I read somewhere that one must do one thing a day that scares you.

I'm afraid I took this advice to heart a couple years ago.

It had been a lifelong dream to learn the piano and so I started lessons with my at the time 7 year old son. Piano is perhaps one of the most difficult things I have ever taken on. And that's an understatement.

And my over forty year old hands are not thanking me for doing so. If I don't practice everyday, I lose skills like water draining from a pot with a hole. Granted the Suzuki method has some finger twisters but my performance (especially compared to my more nimble fingered son) isn't much to write home about.

But I long for the day I can jam effortlessly playing the odd jazz piece or just play my own thing. It's been two years and that goal seems as far away as another habitable planet in the universe. My hands move along the keyboard scrawny and splayed like vulture talons. And the sound I end up making isn't awful but a gifted student, I am not.

Between trying to remember (Suzuki relies on memorization) notes for the left hand and the ones for the right hand and  correct fingering, I usually forget the finer points such as dynamics (softening a place, making a note or chord sound louder), Then there are greater goals I am being encouraged to achieve--soften the left hand compared to the right hand (keep dreaming) or in a chord, emphasize the top note (my fingers laugh when my teacher says this to me).

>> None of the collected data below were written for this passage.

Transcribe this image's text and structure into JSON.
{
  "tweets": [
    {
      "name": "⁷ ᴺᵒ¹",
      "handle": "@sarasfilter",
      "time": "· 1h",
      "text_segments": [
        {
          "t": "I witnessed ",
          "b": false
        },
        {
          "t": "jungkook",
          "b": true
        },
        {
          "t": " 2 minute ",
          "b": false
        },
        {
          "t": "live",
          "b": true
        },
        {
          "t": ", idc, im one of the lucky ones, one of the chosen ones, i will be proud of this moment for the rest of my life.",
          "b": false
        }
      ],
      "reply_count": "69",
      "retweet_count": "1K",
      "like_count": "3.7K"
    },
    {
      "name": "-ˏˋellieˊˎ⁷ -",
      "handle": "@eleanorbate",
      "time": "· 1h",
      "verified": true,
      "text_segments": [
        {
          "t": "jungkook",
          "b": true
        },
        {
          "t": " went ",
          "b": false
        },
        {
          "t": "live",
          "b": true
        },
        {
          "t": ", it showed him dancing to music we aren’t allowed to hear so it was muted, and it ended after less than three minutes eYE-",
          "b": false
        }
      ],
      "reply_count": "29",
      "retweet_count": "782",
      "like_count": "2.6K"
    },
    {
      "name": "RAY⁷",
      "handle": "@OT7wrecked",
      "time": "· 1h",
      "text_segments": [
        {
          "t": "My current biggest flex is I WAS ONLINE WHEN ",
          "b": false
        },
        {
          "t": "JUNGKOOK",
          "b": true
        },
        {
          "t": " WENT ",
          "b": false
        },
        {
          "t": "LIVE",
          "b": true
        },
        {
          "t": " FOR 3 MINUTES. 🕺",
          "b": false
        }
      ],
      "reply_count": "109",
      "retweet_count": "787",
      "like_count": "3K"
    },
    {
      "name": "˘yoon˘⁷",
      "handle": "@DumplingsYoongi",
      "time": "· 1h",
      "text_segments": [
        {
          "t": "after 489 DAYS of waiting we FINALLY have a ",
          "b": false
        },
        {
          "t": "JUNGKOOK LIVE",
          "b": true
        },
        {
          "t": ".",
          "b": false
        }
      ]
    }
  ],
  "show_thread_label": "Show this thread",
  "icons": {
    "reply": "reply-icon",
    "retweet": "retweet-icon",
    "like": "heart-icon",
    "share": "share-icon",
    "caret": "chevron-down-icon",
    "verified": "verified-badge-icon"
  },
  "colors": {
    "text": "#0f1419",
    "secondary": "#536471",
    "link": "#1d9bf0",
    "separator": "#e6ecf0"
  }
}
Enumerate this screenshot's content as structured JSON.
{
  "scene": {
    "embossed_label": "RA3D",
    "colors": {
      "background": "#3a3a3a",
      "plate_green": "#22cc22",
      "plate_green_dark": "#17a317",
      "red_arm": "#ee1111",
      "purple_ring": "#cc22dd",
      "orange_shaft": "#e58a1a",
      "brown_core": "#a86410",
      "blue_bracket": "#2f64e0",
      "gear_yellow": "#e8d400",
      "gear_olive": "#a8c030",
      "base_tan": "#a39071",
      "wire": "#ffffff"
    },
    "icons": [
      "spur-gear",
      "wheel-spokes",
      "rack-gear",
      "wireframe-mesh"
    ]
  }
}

And so I stumble along lesson after lesson. But I persist. Why?

Piano high. Like runner's high, after most lessons (unless I have done super badly in one), I leave full of sauce to practice and perfect something that week. The sauce runs out of steam by the end of the week and filled with anxiety I attend class. Seriously, I get nervous before every single lesson. Which is why I asked my teacher not to make me play in performances.

I mean, imagine the embarrassment. When I ascend the stage following some gifted five or nine year old, the audience will see me and expect some major movement or adagio. Instead I shall give them chopstick fingers. How appalling. And between feeling nervous and facing an unknown piano (this one really does it for me. I can somehow manage on our house piano but this is one instrument you cannot shlep along with you so heaven knows what you will have to play on. Which keys might be gummy, which loud, which soft. The tension would literally fry my brain.)

And so I stay away from that side of things.

It's not encouraging being the only oldie amongst a group of ranging from 4-17 year old students. Most of them Chinese and for some, the piano being a second instrument. Let's not even go there. I mean where is the time for these kids to practice, let alone get as good as they are?

Anyway, thanks to piano high I shall persist and who knows by the time my teacher is 102 and I am in my sixties, I shall have my debut piano concert! Don't laugh. I've heard of many a piano teacher live that long.

As for me, what can I say? I'm a late bloomer.